The main thing I liked about Camping was his deep baritone voice and his rather old-fashioned enunciation. It was like listening to a character in an early 1930s movie. When he didn’t have me chuckling about hellfire and brimstone, he had me drifting off to sleep through his mellifluous and soporofic tones.
Camping, of course, has been in the news lately with his predictions about the world coming to an end. He made the same kind of prediction back in 1994 that Mother Nature ignored. At the age of 90 I doubt if he has any future in the apocalypse business.
I was on the Internet back in 1994 when he made his last prediction.
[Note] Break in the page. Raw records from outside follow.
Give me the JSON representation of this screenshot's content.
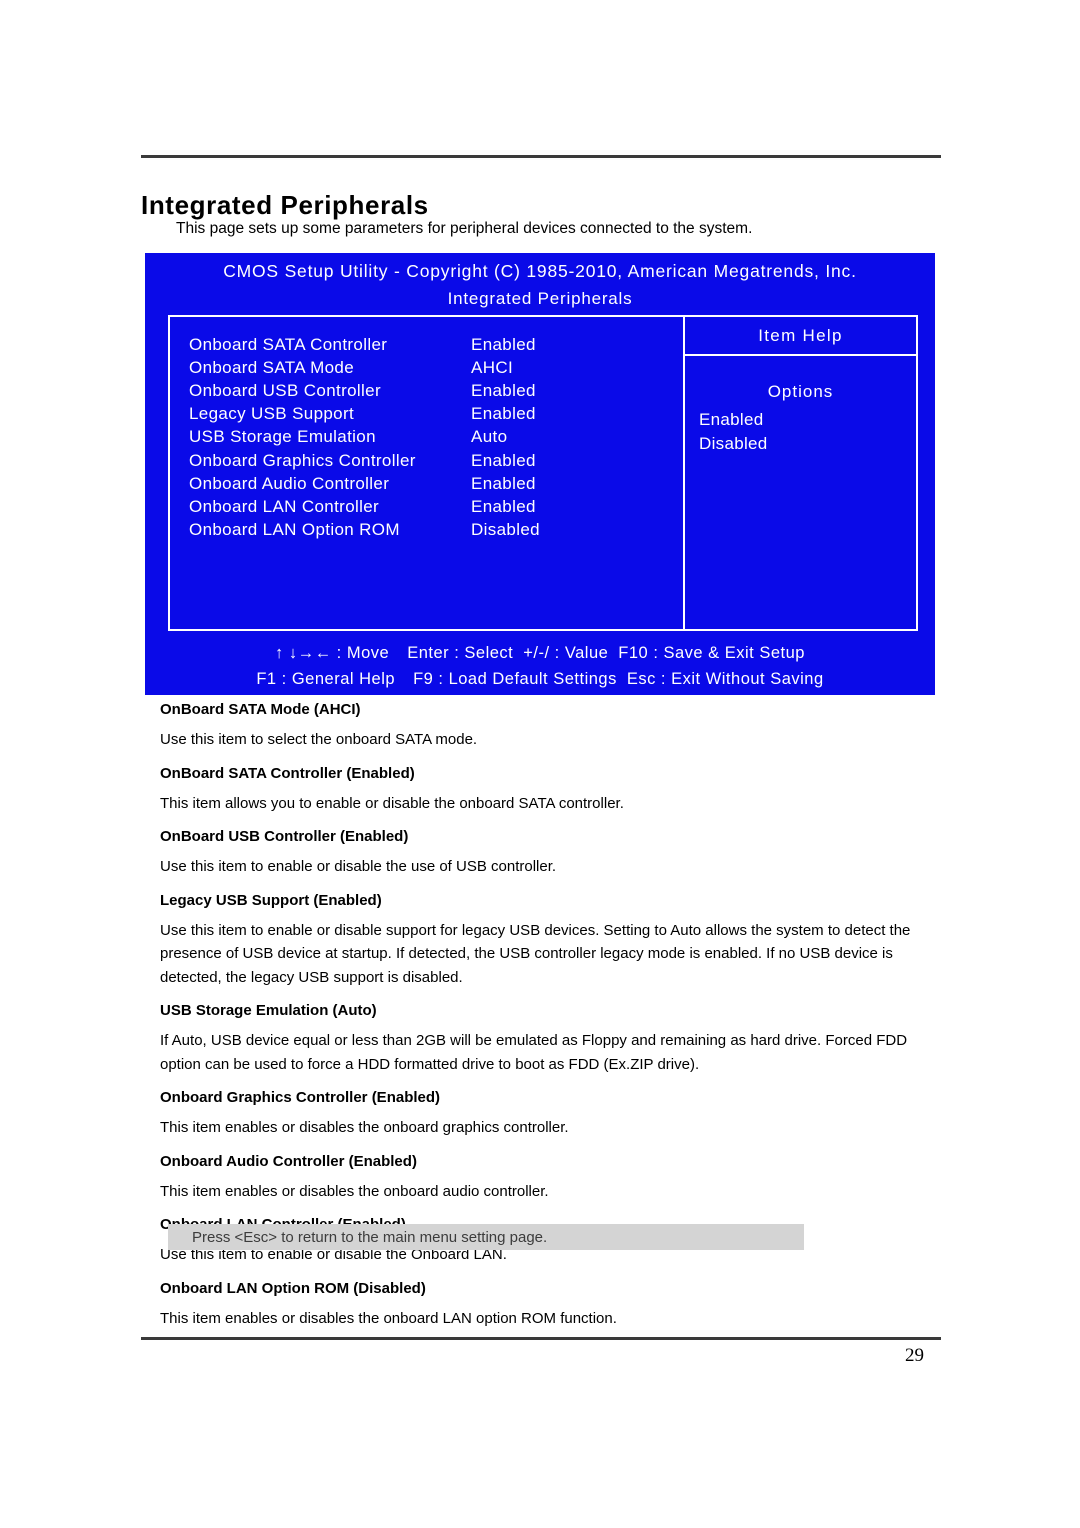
{
  "document": {
    "title": "Integrated Peripherals",
    "intro": "This page sets up some parameters for peripheral devices connected to the system.",
    "page_number": "29",
    "note": "Press <Esc> to return to the main menu setting page."
  },
  "bios": {
    "header": "CMOS Setup Utility - Copyright (C) 1985-2010, American Megatrends, Inc.",
    "screen_title": "Integrated Peripherals",
    "background_color": "#0a0ae8",
    "text_color": "#ffffff",
    "settings": [
      {
        "label": "Onboard SATA Controller",
        "value": "Enabled"
      },
      {
        "label": "Onboard SATA Mode",
        "value": "AHCI"
      },
      {
        "label": "Onboard USB Controller",
        "value": "Enabled"
      },
      {
        "label": "Legacy USB Support",
        "value": "Enabled"
      },
      {
        "label": "USB Storage Emulation",
        "value": "Auto"
      },
      {
        "label": "Onboard Graphics Controller",
        "value": "Enabled"
      },
      {
        "label": "Onboard Audio Controller",
        "value": "Enabled"
      },
      {
        "label": "Onboard LAN Controller",
        "value": "Enabled"
      },
      {
        "label": "Onboard LAN Option ROM",
        "value": "Disabled"
      }
    ],
    "item_help": {
      "heading": "Item Help",
      "options_title": "Options",
      "options": [
        "Enabled",
        "Disabled"
      ]
    },
    "keys": {
      "move_keys": "↑ ↓→← : Move",
      "enter": "Enter : Select",
      "value": "+/-/ : Value",
      "f10": "F10 : Save & Exit Setup",
      "f1": "F1 : General Help",
      "f9": "F9 : Load Default Settings",
      "esc": "Esc :  Exit Without Saving"
    }
  },
  "descriptions": [
    {
      "heading": "OnBoard SATA Mode (AHCI)",
      "body": "Use this item to select the onboard SATA mode."
    },
    {
      "heading": "OnBoard SATA Controller (Enabled)",
      "body": "This item allows you to enable or disable the onboard SATA controller."
    },
    {
      "heading": "OnBoard USB Controller (Enabled)",
      "body": "Use this item to enable or disable the use of USB controller."
    },
    {
      "heading": "Legacy USB Support (Enabled)",
      "body": "Use this item to enable or disable support for legacy USB devices. Setting to Auto allows the system to detect the presence of USB device at startup. If detected, the USB controller legacy mode is enabled. If no USB device is detected, the legacy USB support is disabled."
    },
    {
      "heading": "USB Storage Emulation (Auto)",
      "body": "If Auto, USB device equal or less than 2GB will be emulated as Floppy and remaining as hard drive. Forced FDD option can be used to force a HDD formatted drive to boot as FDD (Ex.ZIP drive)."
    },
    {
      "heading": "Onboard Graphics Controller (Enabled)",
      "body": "This item enables or disables the onboard graphics controller."
    },
    {
      "heading": "Onboard Audio Controller (Enabled)",
      "body": "This item enables or disables the onboard audio controller."
    },
    {
      "heading": "Onboard LAN Controller (Enabled)",
      "body": "Use this item to enable or disable the Onboard LAN."
    },
    {
      "heading": "Onboard LAN Option ROM (Disabled)",
      "body": "This item enables or disables the onboard LAN option ROM function."
    }
  ]
}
Around that time I posted something about it that I can’t find now but I am pretty sure it refers to the same scholarly study about this business that Alexander Cockburn referred to on Counterpunch:
It’s a safe bet that Camping and his disciples will be saying on May 22 that his math was merely a year or two off, and the end is still nigh. His congregation will have its faith fortified. Membership will probably increase, as it did after the failure of Camping’s last prediction of the Second Coming, which he scheduled for September 6, 1994.
Sociologists call the phenomenon of increased commitment to a batty theory, at the very hour of its destruction by external evidence, “cognitive dissonance.” The theory was developed by three sociologists, Leon Festinger, Henry Riecken, and Stanley Schachter, who infiltrated a group headed by Dorothy Martin of Chicago who had received messages from the Planet Clarion that the world was scheduled for destruction by flood in the predawn hours of December 21, 1954. A flying saucer would save the group, whose members had abandoned, often at considerable expense and upheaval, all terrestrial commitments, pending transfer to Clarion.
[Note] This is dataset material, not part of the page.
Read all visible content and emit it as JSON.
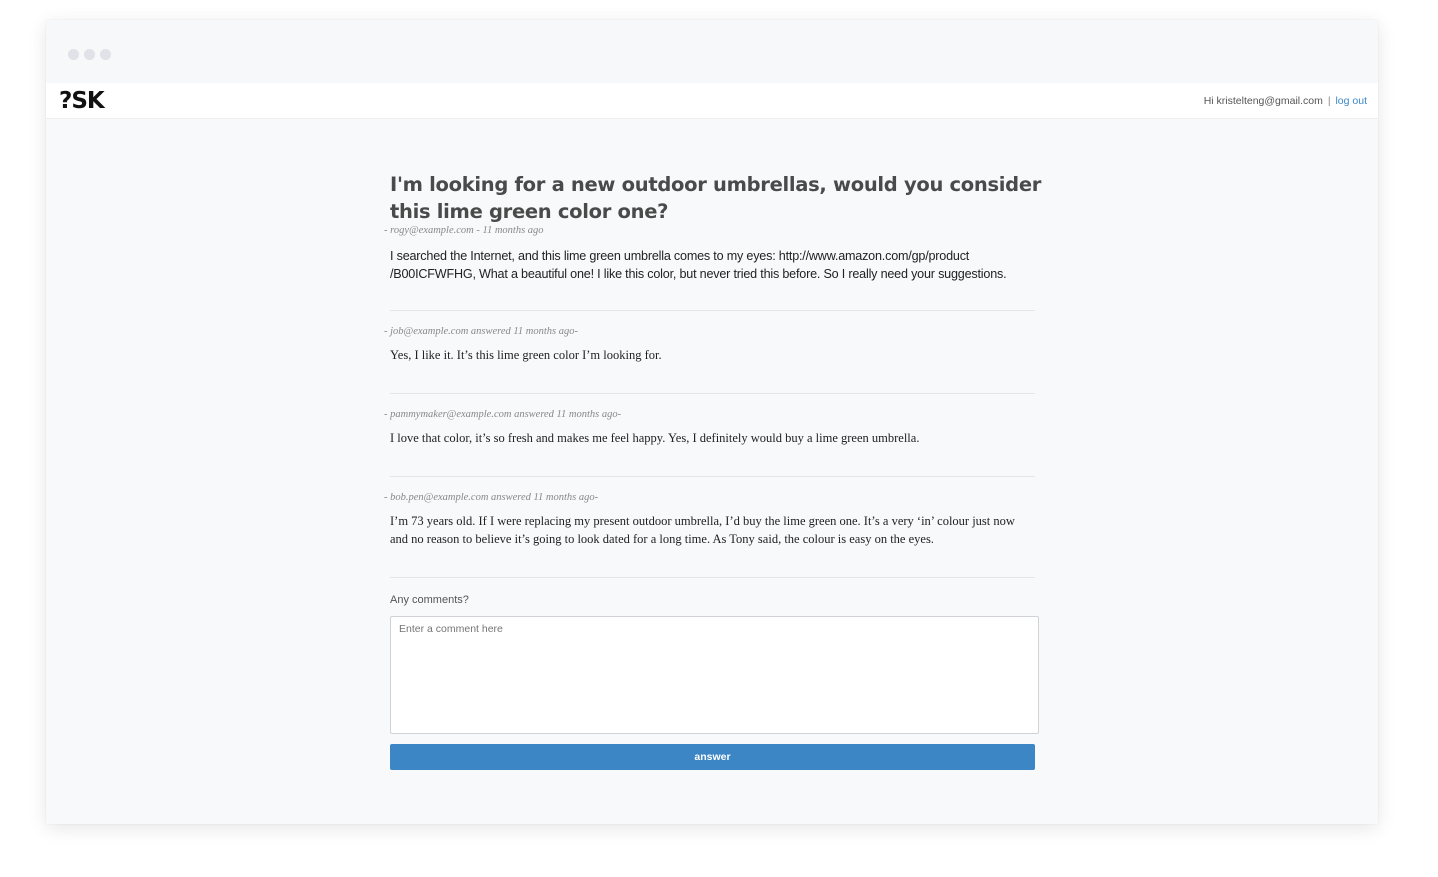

The sociologists theorized that, when neither spaceship nor flood materialized, the group’s best strategy to avoid public humiliation would be to dismiss the failure of the prophesied events as due to minor miscalculations and then to proselytize vigorously, advertising a re-dated flood and interplanetary rescue. Dissonance between nutty theory and reality would be diminished amid growing popularity of the nutty theory. Anyone following the growth of the Christian religion in its early decades, or the Lesser of Two Evils crowd advocating support of a Democratic candidate, will recognize the dynamics.
Back in 1994 I was still in the throes of my SWP post-traumatic stress and tended to talk about this cult more than I do today. I am quite sure that I read about the “cognitive dissonance” theory back then and drew upon it to comment on the SWP that was just as batty in its own way as Dorothy Martin’s flying saucer cult. I can understand Cockburn’s reference to the Lesser of Two Evils cult but demur on one key point. That cult never put the kinds of demands on the faithful that the SWP did. Being a Progressive for Obama might require you to vote on election day while being in the SWP required you to donate $50 per week to the party and sell totally worthless newspapers in front of Piggly Wiggly grocery stores in Houston, Texas. That’s some difference.
Like Harold Camping or Dorothy Martin, party leader Jack Barnes never skipped a beat when one of his millenarian predictions did not pan out. In 1979, the epoch of disco dancing and cocaine, he told his followers that proletarian revolution was imminent. When it turned out that the 80s were a time of political retreat for the working class and the left, he simply wrote off his predictions as being based on “slight miscalculations” and plunged ahead with new end-of-capitalism scenarios. As it turned out, the only that came to an end is his own sorry cult.